Bryan Garner (see http://tinyurl.com/5k4too) may be the foremost exponent of effective legal writing but, as with all geniuses' proposals, some of Garner's are quixotic. Garner wants to revise legal citation and footnoting conventions by placing all citations in footnotes and abolishing content footnotes. The normative legal string-on cite interrupts the flow of text according to Garner, and usurps the stress role, occurring at a sentence's end. Content footnotes serve no legitimate function because if relevant the footnote’s content should integrate with the text, and if insufficiently relevant for textual integration, the parenthetical matter should be extirpated outright, not exiled to marginalia.
But legal citations often contain optional amplification, which the standard citation formats bracket at the end. The amplification succinctly shows how the case supports the author’s claim, quoting the case, paraphrasing it, or stating the holding in fact-specific terms. Optional for citation, the amplification is necessary for understanding, so placing the amplification in a footnote makes reading inefficient. In contrast, experienced attorneys adjust to the textual disruption, mitigating the grounds for Garner's objection to string-on cites.
Content footnotes provide a new bottom-most hierarchical level, where hierarchy is important for Clarity.
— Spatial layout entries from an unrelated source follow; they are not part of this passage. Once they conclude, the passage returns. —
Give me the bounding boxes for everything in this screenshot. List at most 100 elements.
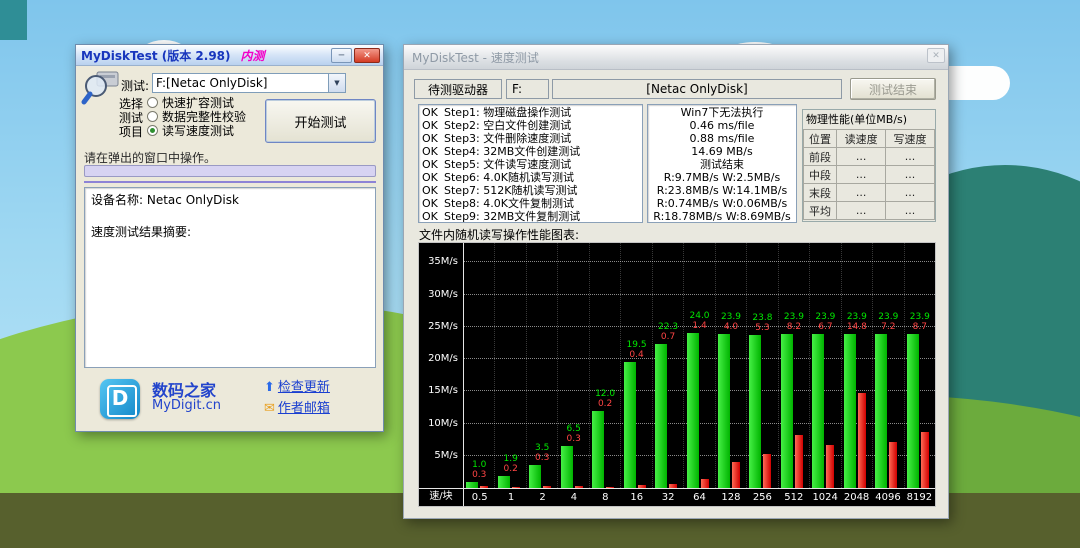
write-bar — [511, 486, 520, 488]
chevron-down-icon[interactable]: ▼ — [328, 74, 345, 92]
write-value-label: 14.8 — [846, 321, 867, 332]
bar-group: 23.9 7.2 — [872, 243, 903, 488]
mydigit-logo-icon[interactable]: D — [100, 379, 140, 419]
write-bar — [857, 392, 866, 488]
step-status: OK — [422, 132, 438, 145]
speed-window-titlebar[interactable]: MyDiskTest - 速度测试 ✕ — [404, 45, 948, 70]
bar-value-labels: 6.5 0.3 — [566, 424, 580, 444]
read-value-label: 1.0 — [472, 459, 487, 470]
result-line: R:18.78MB/s W:8.69MB/s — [653, 210, 791, 223]
check-update-link[interactable]: ⬆ 检查更新 — [264, 376, 330, 395]
x-tick-label: 1 — [507, 492, 515, 503]
bar-group: 3.5 0.3 — [525, 243, 557, 488]
perf-cell: 中段 — [802, 165, 838, 184]
write-value-label: 8.2 — [786, 321, 802, 332]
bar-value-labels: 23.9 6.7 — [815, 312, 835, 332]
read-bar — [655, 344, 668, 488]
step-status: OK — [422, 197, 438, 210]
write-value-label: 0.2 — [503, 463, 518, 474]
test-option[interactable]: 读写速度测试 — [147, 123, 246, 138]
write-value-label: 0.3 — [535, 453, 550, 464]
step-row: OK Step7: 512K随机读写测试 — [422, 184, 639, 197]
select-test-items-label-line: 测试 — [119, 111, 144, 125]
bar-group: 23.9 4.0 — [714, 243, 746, 488]
bar-group: 19.5 0.4 — [620, 243, 651, 488]
write-bar — [606, 486, 615, 488]
step-status: OK — [422, 119, 438, 132]
read-bar — [875, 333, 888, 488]
write-bar — [574, 486, 583, 488]
bar-value-labels: 23.9 8.7 — [910, 312, 930, 332]
radio-icon[interactable] — [147, 124, 158, 136]
step-row: OK Step8: 4.0K文件复制测试 — [422, 197, 639, 210]
read-value-label: 23.9 — [815, 311, 836, 322]
bar-value-labels: 23.9 8.2 — [784, 312, 804, 332]
y-tick-label: 15M/s — [428, 385, 458, 397]
step-name: Step2: 空白文件创建测试 — [444, 119, 572, 132]
perf-cell: 平均 — [802, 201, 838, 220]
x-tick-label: 32 — [661, 492, 675, 503]
write-bar — [731, 462, 740, 488]
bar-group: 23.8 5.3 — [746, 243, 777, 488]
physical-performance-table: 位置 读速度 写速度 前段...... 中段...... 末段...... 平均...... — [802, 129, 935, 220]
test-options-group: 快速扩容测试 数据完整性校验 读写速度测试 — [147, 95, 246, 138]
speed-test-window: MyDiskTest - 速度测试 ✕ 待测驱动器 F: [Netac Only… — [403, 44, 949, 519]
select-test-items-label: 选择 测试 项目 — [119, 97, 143, 139]
step-status: OK — [422, 184, 438, 197]
read-value-label: 23.9 — [783, 311, 804, 322]
result-line: 0.46 ms/file — [689, 119, 755, 132]
physical-performance-box: 物理性能(单位MB/s) 位置 读速度 写速度 前段...... 中段...... 末段.… — [802, 109, 936, 222]
result-line: 0.88 ms/file — [689, 132, 755, 145]
result-line: Win7下无法执行 — [680, 106, 764, 119]
bar-group: 23.9 14.8 — [840, 243, 872, 488]
drive-letter-box[interactable]: F: — [506, 79, 549, 99]
main-window-titlebar[interactable]: MyDiskTest (版本 2.98) 内测 ─ ✕ — [76, 45, 383, 66]
step-name: Step9: 32MB文件复制测试 — [444, 210, 581, 223]
step-status: OK — [422, 171, 438, 184]
close-button[interactable]: ✕ — [354, 48, 380, 63]
close-button[interactable]: ✕ — [927, 48, 945, 63]
read-value-label: 6.5 — [566, 424, 581, 435]
summary-line — [91, 208, 369, 224]
result-line: R:9.7MB/s W:2.5MB/s — [663, 171, 781, 184]
bar-value-labels: 19.5 0.4 — [627, 340, 647, 360]
read-value-label: 23.9 — [846, 311, 867, 322]
perf-cell: ... — [836, 147, 887, 166]
bar-group: 23.9 8.7 — [903, 243, 935, 488]
bar-value-labels: 12.0 0.2 — [595, 389, 615, 409]
minimize-button[interactable]: ─ — [331, 48, 352, 63]
main-window-title: MyDiskTest (版本 2.98) — [81, 48, 231, 63]
write-bar — [480, 486, 489, 488]
footer: D 数码之家 MyDigit.cn ⬆ 检查更新 ✉ 作者邮箱 — [76, 371, 383, 433]
drive-name-box: [Netac OnlyDisk] — [552, 79, 842, 99]
write-bar — [826, 444, 835, 488]
x-axis-title: 速/块 — [419, 489, 464, 506]
x-tick-label: 2 — [539, 492, 546, 503]
write-bar — [543, 486, 552, 488]
step-row: OK Step2: 空白文件创建测试 — [422, 119, 639, 132]
y-tick-label: 35M/s — [428, 256, 458, 268]
option-label: 读写速度测试 — [162, 123, 235, 138]
write-value-label: 4.0 — [723, 321, 739, 332]
start-test-button[interactable]: 开始测试 — [265, 99, 376, 143]
write-value-label: 0.2 — [597, 398, 613, 409]
x-tick-label: 16 — [630, 492, 644, 503]
drive-select[interactable]: F:[Netac OnlyDisk] ▼ — [152, 73, 346, 93]
x-tick-label: 2048 — [843, 492, 870, 503]
finish-test-button[interactable]: 测试结束 — [850, 78, 936, 100]
step-row: OK Step1: 物理磁盘操作测试 — [422, 106, 639, 119]
step-name: Step3: 文件删除速度测试 — [444, 132, 572, 145]
perf-cell: ... — [885, 147, 935, 166]
read-value-label: 22.3 — [658, 322, 679, 333]
read-bar — [780, 333, 793, 488]
radio-icon[interactable] — [147, 110, 158, 122]
radio-icon[interactable] — [147, 96, 158, 108]
read-value-label: 23.9 — [878, 311, 899, 322]
write-bar — [669, 483, 678, 488]
brand-site[interactable]: MyDigit.cn — [152, 398, 221, 413]
bar-value-labels: 23.9 14.8 — [847, 312, 867, 332]
beta-badge: 内测 — [240, 48, 265, 63]
step-name: Step8: 4.0K文件复制测试 — [444, 197, 574, 210]
read-bar — [560, 446, 573, 488]
author-mail-link[interactable]: ✉ 作者邮箱 — [264, 397, 330, 416]
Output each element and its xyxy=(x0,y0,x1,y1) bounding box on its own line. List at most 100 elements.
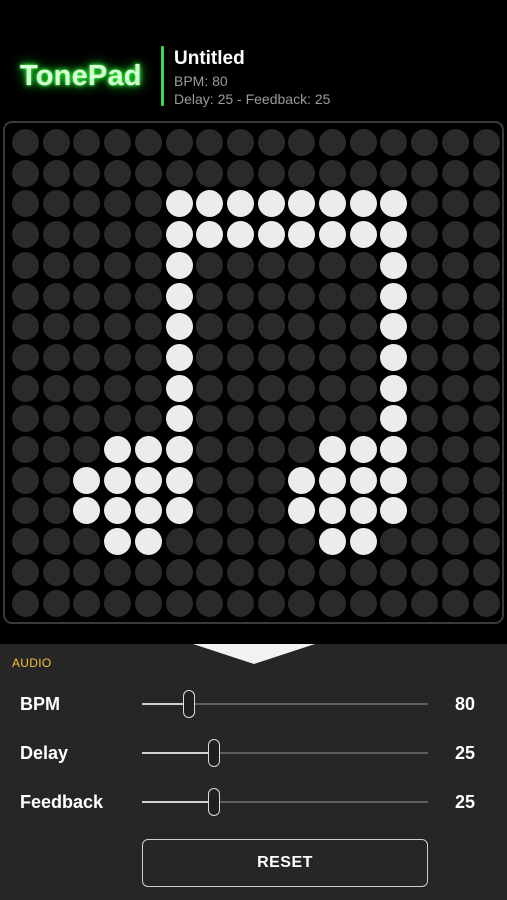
pad-cell[interactable] xyxy=(349,589,377,617)
pad-cell[interactable] xyxy=(472,343,500,371)
pad-cell[interactable] xyxy=(411,466,439,494)
pad-cell[interactable] xyxy=(319,282,346,310)
pad-cell[interactable] xyxy=(257,436,285,463)
pad-cell[interactable] xyxy=(380,497,408,525)
pad-cell[interactable] xyxy=(380,221,408,249)
pad-cell[interactable] xyxy=(411,343,439,371)
pad-cell[interactable] xyxy=(104,313,132,341)
pad-cell[interactable] xyxy=(165,436,193,463)
pad-cell[interactable] xyxy=(196,558,224,586)
pad-cell[interactable] xyxy=(165,221,193,249)
pad-cell[interactable] xyxy=(319,190,346,218)
pad-cell[interactable] xyxy=(472,497,500,525)
pad-cell[interactable] xyxy=(104,282,132,310)
pad-cell[interactable] xyxy=(73,221,101,249)
pad-cell[interactable] xyxy=(411,129,439,156)
pad-cell[interactable] xyxy=(380,343,408,371)
pad-cell[interactable] xyxy=(319,343,346,371)
pad-cell[interactable] xyxy=(380,129,408,156)
pad-cell[interactable] xyxy=(441,436,469,463)
pad-cell[interactable] xyxy=(472,129,500,156)
pad-cell[interactable] xyxy=(73,129,101,156)
pad-cell[interactable] xyxy=(257,466,285,494)
pad-cell[interactable] xyxy=(288,558,316,586)
pad-cell[interactable] xyxy=(134,343,162,371)
pad-cell[interactable] xyxy=(319,374,346,402)
reset-button[interactable]: RESET xyxy=(142,839,428,887)
pad-cell[interactable] xyxy=(196,221,224,249)
pad-cell[interactable] xyxy=(165,558,193,586)
pad-cell[interactable] xyxy=(288,221,316,249)
pad-cell[interactable] xyxy=(319,313,346,341)
pad-cell[interactable] xyxy=(42,190,70,218)
pad-cell[interactable] xyxy=(349,129,377,156)
pad-cell[interactable] xyxy=(196,589,224,617)
pad-cell[interactable] xyxy=(104,190,132,218)
pad-cell[interactable] xyxy=(349,466,377,494)
pad-cell[interactable] xyxy=(104,528,132,556)
pad-cell[interactable] xyxy=(349,374,377,402)
pad-cell[interactable] xyxy=(349,159,377,187)
pad-cell[interactable] xyxy=(73,190,101,218)
pad-cell[interactable] xyxy=(441,558,469,586)
pad-cell[interactable] xyxy=(288,343,316,371)
pad-cell[interactable] xyxy=(134,558,162,586)
pad-cell[interactable] xyxy=(441,466,469,494)
pad-cell[interactable] xyxy=(73,251,101,279)
pad-cell[interactable] xyxy=(196,190,224,218)
pad-cell[interactable] xyxy=(12,497,39,525)
pad-cell[interactable] xyxy=(226,466,254,494)
pad-cell[interactable] xyxy=(196,436,224,463)
pad-cell[interactable] xyxy=(226,497,254,525)
pad-cell[interactable] xyxy=(349,221,377,249)
pad-cell[interactable] xyxy=(134,221,162,249)
pad-cell[interactable] xyxy=(288,313,316,341)
pad-cell[interactable] xyxy=(226,343,254,371)
pad-cell[interactable] xyxy=(441,405,469,433)
pad-cell[interactable] xyxy=(319,558,346,586)
pad-cell[interactable] xyxy=(472,221,500,249)
pad-cell[interactable] xyxy=(73,282,101,310)
pad-cell[interactable] xyxy=(226,436,254,463)
pad-cell[interactable] xyxy=(73,466,101,494)
pad-cell[interactable] xyxy=(380,589,408,617)
pad-cell[interactable] xyxy=(73,405,101,433)
pad-cell[interactable] xyxy=(42,528,70,556)
pad-cell[interactable] xyxy=(257,558,285,586)
pad-cell[interactable] xyxy=(257,190,285,218)
pad-cell[interactable] xyxy=(441,374,469,402)
pad-cell[interactable] xyxy=(288,466,316,494)
pad-cell[interactable] xyxy=(12,466,39,494)
pad-cell[interactable] xyxy=(134,313,162,341)
pad-cell[interactable] xyxy=(73,558,101,586)
pad-cell[interactable] xyxy=(165,528,193,556)
pad-cell[interactable] xyxy=(319,589,346,617)
pad-cell[interactable] xyxy=(196,497,224,525)
pad-cell[interactable] xyxy=(165,343,193,371)
pad-cell[interactable] xyxy=(257,374,285,402)
pad-cell[interactable] xyxy=(134,528,162,556)
pad-cell[interactable] xyxy=(349,251,377,279)
pad-cell[interactable] xyxy=(411,313,439,341)
pad-cell[interactable] xyxy=(134,466,162,494)
pad-cell[interactable] xyxy=(349,528,377,556)
pad-cell[interactable] xyxy=(441,313,469,341)
pad-cell[interactable] xyxy=(257,497,285,525)
pad-cell[interactable] xyxy=(411,251,439,279)
slider-thumb[interactable] xyxy=(183,690,195,718)
pad-cell[interactable] xyxy=(380,558,408,586)
pad-cell[interactable] xyxy=(380,159,408,187)
pad-cell[interactable] xyxy=(288,374,316,402)
pad-cell[interactable] xyxy=(411,497,439,525)
feedback-slider[interactable] xyxy=(142,787,428,817)
pad-cell[interactable] xyxy=(12,313,39,341)
pad-cell[interactable] xyxy=(42,558,70,586)
bpm-slider[interactable] xyxy=(142,689,428,719)
pad-cell[interactable] xyxy=(165,374,193,402)
pad-cell[interactable] xyxy=(42,313,70,341)
pad-cell[interactable] xyxy=(288,129,316,156)
pad-cell[interactable] xyxy=(441,343,469,371)
pad-cell[interactable] xyxy=(73,374,101,402)
pad-cell[interactable] xyxy=(226,405,254,433)
pad-cell[interactable] xyxy=(472,528,500,556)
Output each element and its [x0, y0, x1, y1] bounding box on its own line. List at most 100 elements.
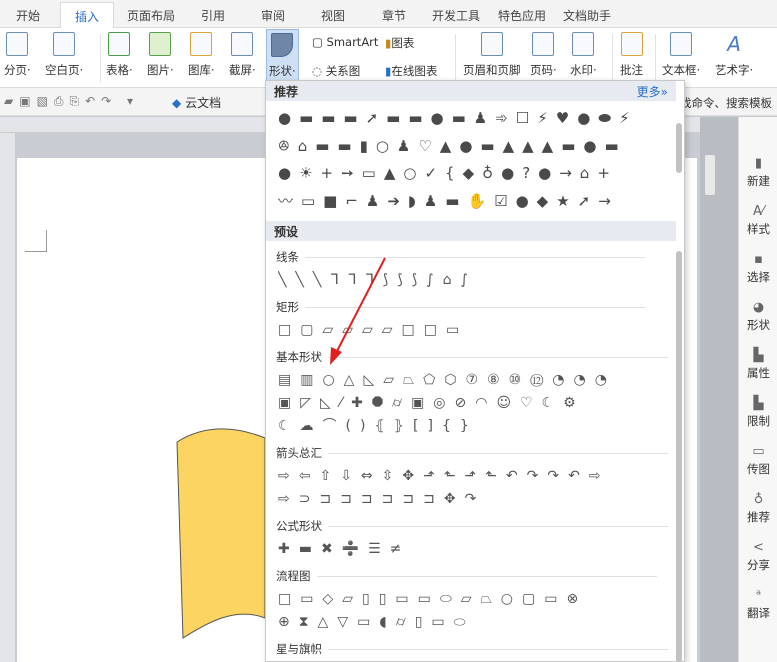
quick-tools-icons[interactable]: ▰▣▧⎙⎘↶↷ ▾: [4, 94, 139, 109]
recommend-shape-row[interactable]: 〰▭■⌐♟➔◗♟▬✋☑●◆★➚→: [278, 192, 678, 210]
right-sidebar: ▮ 新建 A⁄ 样式 ▪ 选择 ◕ 形状 ▙ 属性 ▙ 限制 ▭ 传图 ♁ 推荐 < 分享 ᵃ 翻译: [738, 117, 777, 662]
more-link[interactable]: 更多»: [637, 83, 668, 100]
wordart-button[interactable]: A 艺术字·: [715, 32, 753, 78]
online-chart-button[interactable]: ▮在线图表: [385, 63, 437, 79]
label: 分页·: [4, 63, 31, 77]
comment-button[interactable]: 批注: [620, 32, 643, 78]
command-search[interactable]: 找命令、搜索模板: [680, 95, 772, 111]
margin-mark: [25, 230, 47, 252]
recommend-shape-row[interactable]: ●☀+➙▭▲○✓{◆♁●?●→⌂+: [278, 164, 678, 182]
scroll-thumb[interactable]: [705, 155, 715, 195]
shape-row[interactable]: □▭◇▱▯▯▭▭⬭▱⏢○▢▭⊗: [278, 590, 678, 608]
page-number-button[interactable]: 页码·: [530, 32, 557, 78]
picture-button[interactable]: 图片·: [147, 32, 174, 78]
sidebar-item[interactable]: ᵃ 翻译: [739, 587, 777, 621]
sidebar-item[interactable]: ◕ 形状: [739, 299, 777, 333]
header-footer-button[interactable]: 页眉和页脚: [463, 32, 521, 78]
screenshot-button[interactable]: 截屏·: [229, 32, 256, 78]
label: 属性: [747, 366, 770, 380]
recommend-scrollbar[interactable]: [676, 123, 682, 173]
label: SmartArt: [326, 35, 379, 49]
shape-row[interactable]: ▣◸◺⁄✚⯃⌭▣◎⊘◠☺♡☾⚙: [278, 394, 678, 412]
sidebar-item[interactable]: ▭ 传图: [739, 443, 777, 477]
smartart-button[interactable]: ▢ SmartArt: [312, 35, 378, 49]
shape-row[interactable]: ☾☁⌒()⦃⦄[]{}: [278, 417, 678, 435]
sidebar-icon: ◕: [752, 300, 765, 315]
page-break-icon: [6, 32, 29, 56]
textbox-icon: [670, 32, 693, 56]
tab-review[interactable]: 审阅: [261, 7, 285, 24]
scissors-icon: [231, 32, 254, 56]
sidebar-item[interactable]: ▙ 限制: [739, 395, 777, 429]
table-button[interactable]: 表格·: [106, 32, 133, 78]
label: 样式: [747, 222, 770, 236]
vertical-scrollbar[interactable]: [700, 117, 738, 662]
tab-features[interactable]: 特色应用: [498, 7, 546, 24]
tab-developer[interactable]: 开发工具: [432, 7, 480, 24]
tab-insert[interactable]: 插入: [60, 2, 115, 29]
label: 页码·: [530, 63, 557, 77]
sidebar-item[interactable]: ▪ 选择: [739, 251, 777, 285]
label: 空白页·: [45, 63, 84, 77]
shape-row[interactable]: ⇨⊃⊐⊐⊐⊐⊐⊐✥↷: [278, 490, 678, 508]
tab-section[interactable]: 章节: [382, 7, 406, 24]
cloud-icon: ◆: [172, 96, 182, 110]
label: 水印·: [570, 63, 597, 77]
sidebar-item[interactable]: ▙ 属性: [739, 347, 777, 381]
wordart-icon: A: [727, 32, 741, 56]
gallery-button[interactable]: 图库·: [188, 32, 215, 78]
label: 新建: [747, 174, 770, 188]
tab-view[interactable]: 视图: [321, 7, 345, 24]
tab-home[interactable]: 开始: [16, 7, 40, 24]
category-label: 箭头总汇: [276, 446, 668, 460]
page-break-button[interactable]: 分页·: [4, 32, 31, 78]
red-arrow-annotation: [330, 257, 386, 365]
shape-row[interactable]: ✚▬✖➗☰≠: [278, 540, 678, 558]
picture-icon: [149, 32, 172, 56]
gallery-icon: [190, 32, 213, 56]
sidebar-item[interactable]: ▮ 新建: [739, 155, 777, 189]
shape-row[interactable]: ⇨⇦⇧⇩⇔⇳✥⬏⬑⬏⬑↶↷↷↶⇨: [278, 467, 678, 485]
category-label: 线条: [276, 250, 645, 264]
vertical-ruler: [0, 133, 15, 662]
tab-page-layout[interactable]: 页面布局: [127, 7, 175, 24]
sidebar-icon: ▮: [754, 156, 763, 171]
sidebar-item[interactable]: ♁ 推荐: [739, 491, 777, 525]
tab-doc-assistant[interactable]: 文档助手: [563, 7, 611, 24]
sidebar-item[interactable]: < 分享: [739, 539, 777, 573]
recommend-header: 推荐 更多»: [266, 81, 676, 101]
blank-page-button[interactable]: 空白页·: [45, 32, 83, 78]
label: 选择: [747, 270, 770, 284]
wave-shape[interactable]: [175, 428, 267, 640]
label: 翻译: [747, 606, 770, 620]
sidebar-icon: <: [753, 540, 764, 555]
recommend-shape-row[interactable]: ꔮ⌂▬▬▮○♟♡▲●▬▲▲▲▬●▬: [278, 137, 678, 155]
sidebar-icon: ♁: [753, 492, 764, 507]
table-icon: [108, 32, 131, 56]
category-label: 流程图: [276, 569, 652, 583]
shape-row[interactable]: ▤▥○△◺▱⏢⬠⬡⑦⑧⑩⑫◔◔◔: [278, 371, 678, 389]
divider: [655, 34, 656, 82]
tab-references[interactable]: 引用: [201, 7, 225, 24]
divider: [100, 34, 101, 82]
cloud-doc-tab[interactable]: ◆ 云文档: [172, 94, 221, 111]
shape-row[interactable]: ⊕⧗△▽▭◖⌭▯▭⬭: [278, 613, 678, 631]
sidebar-icon: A⁄: [752, 204, 765, 219]
label: 艺术字·: [715, 63, 754, 77]
preset-scrollbar[interactable]: [676, 251, 682, 661]
watermark-button[interactable]: 水印·: [570, 32, 597, 78]
label: 关系图: [325, 64, 361, 78]
relation-diagram-button[interactable]: ◌ 关系图: [312, 63, 360, 79]
label: 云文档: [185, 96, 222, 110]
label: 表格·: [106, 63, 133, 77]
chart-button[interactable]: ▮图表: [385, 35, 414, 51]
sidebar-icon: ▪: [754, 252, 763, 267]
label: 图片·: [147, 63, 174, 77]
shape-button[interactable]: 形状·: [266, 29, 299, 85]
label: 形状: [747, 318, 770, 332]
sidebar-item[interactable]: A⁄ 样式: [739, 203, 777, 237]
label: 在线图表: [391, 64, 438, 78]
sidebar-icon: ▙: [753, 348, 764, 363]
recommend-shape-row[interactable]: ●▬▬▬➚▬▬●▬♟➾☐⚡♥●⬬⚡: [278, 109, 678, 127]
textbox-button[interactable]: 文本框·: [662, 32, 700, 78]
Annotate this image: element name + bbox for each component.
A hierarchy of headings, numbering at least one and at most four, encases a brief and allows the reader to review the contentions at alternative levels of generality. A content footnote imparts information belonging to a hierarchical level one-step lower than body text. Footnotes should not be numerous, however, because Concision in a legal brief is too important to include subtextual detail. Content footnotes can answer the occasional frivolous argument that would be fatal if the court, improbably, adopts it. Responding to the yet unargued point in a footnote avoids granting the argument undeserved respectability.